Monday, Jul. 14, 1941

Dairymen's Holiday

Many a New York City housewife returned from her Fourth of July weekend to find that her grocer was rationing milk. There was no lack of milk for thirsty children; homes, hospitals, relief agencies got their milk deliveries as usual. But panicky mothers, fearing the milk supply would be shut off, tried to stock up. The 40% of New York's milk that goes into ice cream, butter, cheese and evaporated milk was cut to a trickle. The Dairy Farmers' Union had called a strike, choked off some 3,000,000 of New York City's normal 7,000,000 quarts a day.

In Vermont, Pennsylvania, New York, three of the six States which make up New York City's giant milkshed, striking farmers picketed dairy plants and highways, dumped milk in the roads, poured kerosene on trucks, fired at State troopers. At Pulaski, N.Y., a woman picket was injured. At Rutland, Vt., a deputy sheriff was killed.

Dairymen wanted more money for their milk. This month, through the Federal-State Milk Marketing Agency which controls producer prices in the milkshed, Secretary of Agriculture Claude R. Wickard upped the price of fluid milk* to $2.65 per cwt. (47 quarts). From August on, the price was to be $2.88. But farmers demanded an average price of $3 per cwt. for all milk, instead of the $2.15 they now get. And that, said Marketing Administrator Nikitas John Cladakis, would drive the price of fluid milk to $4.81 per cwt.

Instead of the 5.6-c- a quart which he now gets for fluid milk from big milk distributors like Sheffield Farms and Borden's, the farmer would get over 10-c-. Much of this rise would be passed on to the public, even if the distributors absorbed part of it. The price the housewife pays for milk (delivered) might jump from 15 1/2-c- a quart to 17 3/4-c-.

No wild-eyed band of labor agitators is the Dairy Farmers' Union, but a group of hard-pressed dairymen who saw no other way to deal with mounting costs. One of the strike's backers had a name that sounded strange in the company of strikers. He was Owen D. Young, retired lawyer and capitalist, former chairman of the board of General Electric Co., author of the Young Plan to reduce Germany's war reparations, onetime near-nominee for President of the U.S. Descendant of a long line of Mohawk Valley farmers, Owen D. (for nothing) Young is one of the biggest dairymen in New York State. His 2,000-acre farm at Van Hornesville, near Utica, produces some 33 cwt. of milk a day--which would be worth about $71 at the present average price.

Day the strike was called, Squire Young announced that he would withhold his milk from the market, churn it to butter. Then he issued a statement explaining the issues behind the strike. Said he:

"Any withholding of goods . . . needed for defense of the nation . . . is to be deplored. . . . Scant attention, however, has been paid to the dairy farmers' repeated pleas for emergency relief. The drought has cut the hay crop in half, and the recent rains . . . have spoiled much [of what remains]. Labor has been drained from the farm to the manufacturing industries. ... Dairy feeds ... are constantly rising. . . ."In short, like many a manufacturer of consumers' goods, dairymen had found their costs rising until they felt they had to raise prices or go out of business.

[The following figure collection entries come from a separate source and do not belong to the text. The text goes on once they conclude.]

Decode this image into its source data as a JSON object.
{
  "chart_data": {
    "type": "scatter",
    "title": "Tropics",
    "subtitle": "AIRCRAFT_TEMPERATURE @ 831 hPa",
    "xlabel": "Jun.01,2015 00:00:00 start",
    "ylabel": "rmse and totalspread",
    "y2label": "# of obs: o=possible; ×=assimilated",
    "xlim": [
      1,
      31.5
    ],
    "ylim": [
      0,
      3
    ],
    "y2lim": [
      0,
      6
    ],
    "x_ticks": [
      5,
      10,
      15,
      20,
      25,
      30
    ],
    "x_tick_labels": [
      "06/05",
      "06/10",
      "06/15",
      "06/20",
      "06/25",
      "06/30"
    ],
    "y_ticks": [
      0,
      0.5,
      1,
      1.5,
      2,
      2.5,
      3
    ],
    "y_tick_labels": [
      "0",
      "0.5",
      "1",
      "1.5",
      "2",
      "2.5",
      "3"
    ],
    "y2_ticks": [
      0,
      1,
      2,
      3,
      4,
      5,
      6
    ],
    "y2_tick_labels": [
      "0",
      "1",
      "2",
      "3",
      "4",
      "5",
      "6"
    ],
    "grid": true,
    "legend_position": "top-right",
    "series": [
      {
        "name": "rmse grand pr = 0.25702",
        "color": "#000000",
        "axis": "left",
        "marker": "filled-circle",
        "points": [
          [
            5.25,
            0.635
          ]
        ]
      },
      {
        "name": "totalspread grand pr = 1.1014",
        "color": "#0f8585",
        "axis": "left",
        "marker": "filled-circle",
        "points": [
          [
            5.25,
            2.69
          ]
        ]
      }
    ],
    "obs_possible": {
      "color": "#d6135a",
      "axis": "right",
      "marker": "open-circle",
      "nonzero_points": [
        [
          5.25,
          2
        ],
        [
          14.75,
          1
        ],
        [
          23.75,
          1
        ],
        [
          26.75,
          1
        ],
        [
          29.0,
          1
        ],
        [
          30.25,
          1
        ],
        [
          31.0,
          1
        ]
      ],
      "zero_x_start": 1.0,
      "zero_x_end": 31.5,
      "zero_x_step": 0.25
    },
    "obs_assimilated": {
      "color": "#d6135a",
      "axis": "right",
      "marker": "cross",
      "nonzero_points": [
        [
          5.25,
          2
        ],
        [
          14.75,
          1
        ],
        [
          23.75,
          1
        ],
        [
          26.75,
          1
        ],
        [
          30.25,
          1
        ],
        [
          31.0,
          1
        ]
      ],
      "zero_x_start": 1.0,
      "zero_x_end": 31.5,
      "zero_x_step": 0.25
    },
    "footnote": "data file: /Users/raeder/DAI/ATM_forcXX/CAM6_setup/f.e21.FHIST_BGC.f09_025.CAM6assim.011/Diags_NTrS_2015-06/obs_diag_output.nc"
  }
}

At Squire Young's invitation, the Dairymen's League Co-operative Association, Inc. (whose 30,000 members produce more than half of New York City's milk) met in Van Hornesville to draw up a "plan for unified action" with the 23,000 members of the Dairy Farmers' Union.

But they did not vote to join the strike. Instead, they adjourned to Albany to talk things over with Governor Herbert H. Lehman, said they would first petition Federal and State authorities to grant a hearing on a higher price. If that failed, and the Dairymen's League joined the strike, 7,454,995 New Yorkers would find themselves seriously short of milk.

* Farmers are paid seven different prices for milk, depending on the use to which the milk is put. Fluid milk is milk in bottles or packages for drinking, fetches the highest price.